San Francisco Giants: Brandon Crawford may or may not be heading to New York to join his Giants teammates this week. The shortstop, who has been on the shelf due to a groin injury since April 26, is going to Double-A Richmond for a rehab assignment on Monday. Crawford is hoping that it will only be a one-day detour: "If I feel fine one game, there's no reason to play another one."
Seattle Mariners: The Seattle rotation is in a bit of flux this week as Hisashi Iwakuma will be moved back to Thursday to give him a little more time to recover from a sore left knee -- the result of taking a liner off his leg during his last start. Chase De Jong will once again fill in for the injured Felix Hernandez on Friday. Saturday's pitcher could be either Dillon Overton or James Paxton, whose DL stint could be over in time for him to take the mound if the pitcher is over his forearm strain.
Tampa Bay Rays: Tim Beckham has played quite well at shortstop for the Rays this season, with hits in 12 of his past 15 games, for a .310 batting average and four home runs. Still, Matt Duffy -- who is recovering from heel surgery -- is ready to start running and may be very close to a rehab assignment in the minors. When he returns, Duffy is still expected to start at shortstop, so manager Kevin Cash may have to get creative with Beckham.

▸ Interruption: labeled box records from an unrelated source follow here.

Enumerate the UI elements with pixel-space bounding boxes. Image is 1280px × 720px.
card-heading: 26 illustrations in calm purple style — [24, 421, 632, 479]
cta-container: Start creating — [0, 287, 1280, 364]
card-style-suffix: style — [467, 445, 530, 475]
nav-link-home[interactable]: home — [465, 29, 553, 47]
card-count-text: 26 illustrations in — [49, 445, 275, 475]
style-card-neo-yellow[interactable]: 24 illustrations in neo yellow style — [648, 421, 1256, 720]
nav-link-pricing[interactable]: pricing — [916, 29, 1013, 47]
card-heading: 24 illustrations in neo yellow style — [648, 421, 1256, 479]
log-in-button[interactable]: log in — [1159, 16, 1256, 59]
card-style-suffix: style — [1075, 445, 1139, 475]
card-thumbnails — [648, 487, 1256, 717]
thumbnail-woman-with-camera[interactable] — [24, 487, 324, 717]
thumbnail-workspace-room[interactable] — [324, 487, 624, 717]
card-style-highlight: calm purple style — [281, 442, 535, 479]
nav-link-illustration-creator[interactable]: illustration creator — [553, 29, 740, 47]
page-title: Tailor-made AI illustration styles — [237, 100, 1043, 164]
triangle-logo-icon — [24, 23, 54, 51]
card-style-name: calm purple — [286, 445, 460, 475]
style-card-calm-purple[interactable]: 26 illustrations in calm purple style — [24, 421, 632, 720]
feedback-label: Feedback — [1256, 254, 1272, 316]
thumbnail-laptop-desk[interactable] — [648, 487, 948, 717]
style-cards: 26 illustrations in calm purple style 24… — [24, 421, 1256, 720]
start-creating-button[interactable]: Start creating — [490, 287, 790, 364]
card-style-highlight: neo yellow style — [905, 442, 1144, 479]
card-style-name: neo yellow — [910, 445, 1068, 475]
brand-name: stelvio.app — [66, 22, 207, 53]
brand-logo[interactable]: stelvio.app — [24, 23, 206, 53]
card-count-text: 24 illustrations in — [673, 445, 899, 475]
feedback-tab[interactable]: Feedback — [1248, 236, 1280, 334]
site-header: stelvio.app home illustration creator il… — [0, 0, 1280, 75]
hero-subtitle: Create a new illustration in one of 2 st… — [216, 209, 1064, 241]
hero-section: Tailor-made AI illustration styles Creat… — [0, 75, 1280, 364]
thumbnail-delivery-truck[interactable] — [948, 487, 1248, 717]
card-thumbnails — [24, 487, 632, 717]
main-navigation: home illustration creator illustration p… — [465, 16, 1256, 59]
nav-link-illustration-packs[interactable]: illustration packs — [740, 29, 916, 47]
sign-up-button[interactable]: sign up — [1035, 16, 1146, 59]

Texas Rangers: Tyson Ross pitched just once last season for the Padres, getting hurt on Opening Day and ultimately undergoing thoracic outlet surgery. Signed by the Rangers as a free agent, Ross is finally ready to take the mound on Monday, for two innings of a simulated game. If all goes well, a rehab assignment will follow. As for when he might join Texas' rotation, pitching coach Doug Brocail says, "For me, my question is, after the second or third start, can we build him up in the big leagues?"
Toronto Blue Jays: After 14 relief appearances this season, the Blue Jays turned to Joe Biagini to start Sunday's game on short notice. Both J.A. Happ (elbow) and Aaron Sanchez (fingernail) were unavailable and on the 10-day DL. Biagini impressed manager Joe Gibbons by lasting 52 pitches and four innings, allowing just one (unearned) run and two hits. "You know what, I thought he was dominating," Gibbons said. As such, Biagini is expected to get the call again, later this week against Seattle. Sanchez may be back as soon as Sunday.
Washington Nationals: Bryce Harper has scored seven runs in his past four games, but he hasn't been on the field since May 4 due to a groin injury. Dusty Baker said that Harper could have played over the weekend, but he decided to give his outfielder a little extra rest instead. Harper should be back Monday against the Orioles, so you should probably avoid being too concerned about the outfielder's health going forward, unless of course his name is once again missing from Dusty's lineup card.